Study of conformational rearrangements in the tRK1 molecule by the FRET approach. (A) Secondary structures of tRK1 predicted by Mfold. tRK1 domains are colored as in Figure 2, and fluorophore positions are shown by splashes. Post-transcriptional modifications are indicated only in the tRK1 regions involved in the alternative structure. (B–D) In-gel FRET analysis of (B) tRK1, (C) tRK1 complex with preMSK1p, and (D) tRK1 complex with Eno2p. Radioactive signals (p32) and fluorescence (Fl) in native 9% PAGE are presented, as in Figure 2D.

FIGURE 4.

Structure and mitochondrial import of small synthetic RNAs. (A) Short RNA molecules based on the sequence of F1 (25-nt fragment of the tRK1 3′-part).
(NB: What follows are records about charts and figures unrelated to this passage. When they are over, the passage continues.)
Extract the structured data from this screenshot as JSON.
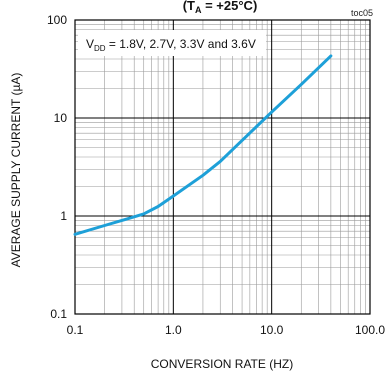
{
  "chart_data": {
    "type": "line",
    "title": "(T",
    "title_subscript": "A",
    "title_rest": " = +25°C)",
    "figure_code": "toc05",
    "annotation": {
      "prefix": "V",
      "subscript": "DD",
      "text": " = 1.8V, 2.7V, 3.3V and 3.6V"
    },
    "xlabel": "CONVERSION RATE (HZ)",
    "ylabel": "AVERAGE SUPPLY CURRENT (µA)",
    "xscale": "log",
    "yscale": "log",
    "xlim": [
      0.1,
      100
    ],
    "ylim": [
      0.1,
      100
    ],
    "x_tick_values": [
      0.1,
      1,
      10,
      100
    ],
    "x_tick_labels": [
      "0.1",
      "1.0",
      "10.0",
      "100.0"
    ],
    "y_tick_values": [
      0.1,
      1,
      10,
      100
    ],
    "y_tick_labels": [
      "0.1",
      "1",
      "10",
      "100"
    ],
    "grid": true,
    "line_color": "#1ea0d8",
    "series": [
      {
        "x": [
          0.1,
          0.2,
          0.3,
          0.4,
          0.5,
          0.7,
          1.0,
          2.0,
          3.0,
          5.0,
          10.0,
          20.0,
          40.0
        ],
        "y": [
          0.65,
          0.8,
          0.9,
          0.98,
          1.05,
          1.25,
          1.6,
          2.6,
          3.6,
          5.9,
          11.5,
          22,
          43
        ]
      }
    ]
  }
}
Nucleotide substitutions are colored. (B) Examples of in vitro import test for the labeled short RNAs and its import efficiencies; see also Table 4. (C) Structure of synthetic RNA molecules composed of joined F-helix, D-arm, and/or aminoacceptor (AA-) stem of tRK1/tRK2. For several versions two alternative structures are shown. AA-stem regions are shown in red for tRK1 and in orange for tRK2; D-arms are in blue for tRK1 and in green for tRK2. (D) Dependence of synthetic RNA import efficiencies on the F-stem free energy (Mfold predicted).

FIGURE 5.

Import of small synthetic RNAs into human mitochondria. (A) Example of ³²P-labeled RNAs import into isolated HepG2 mitochondria in the presence of human import-directing proteins. The mitochondrial import efficiencies were calculated as the average of three independent experiments; standard deviation values are indicated in Table 4. (B) Northern blot analysis of presence of tRK1 (T7 transcript) and synthetic RNA F1D1 in total and mitochondrial RNA preparations 48 h after transient transfection of HepG2 cells. Probes used for hybridization are indicated in the left column. Import efficiency of RNAs was estimated as a ratio between the signal obtained after hybridization with the anti-tRK1 probe and that obtained after hybridization with an oligonucleotide against the mitochondrial tRNA^Thr in the mitochondrial RNA preparation. In order to compare import efficiencies of different RNAs, the values obtained were divided by the ratios calculated in the same way but in a total RNA preparation, which indicate the total level of each RNA in the transfected cells. The resulting normalized import efficiency of the tRK1 transcript was taken as 1.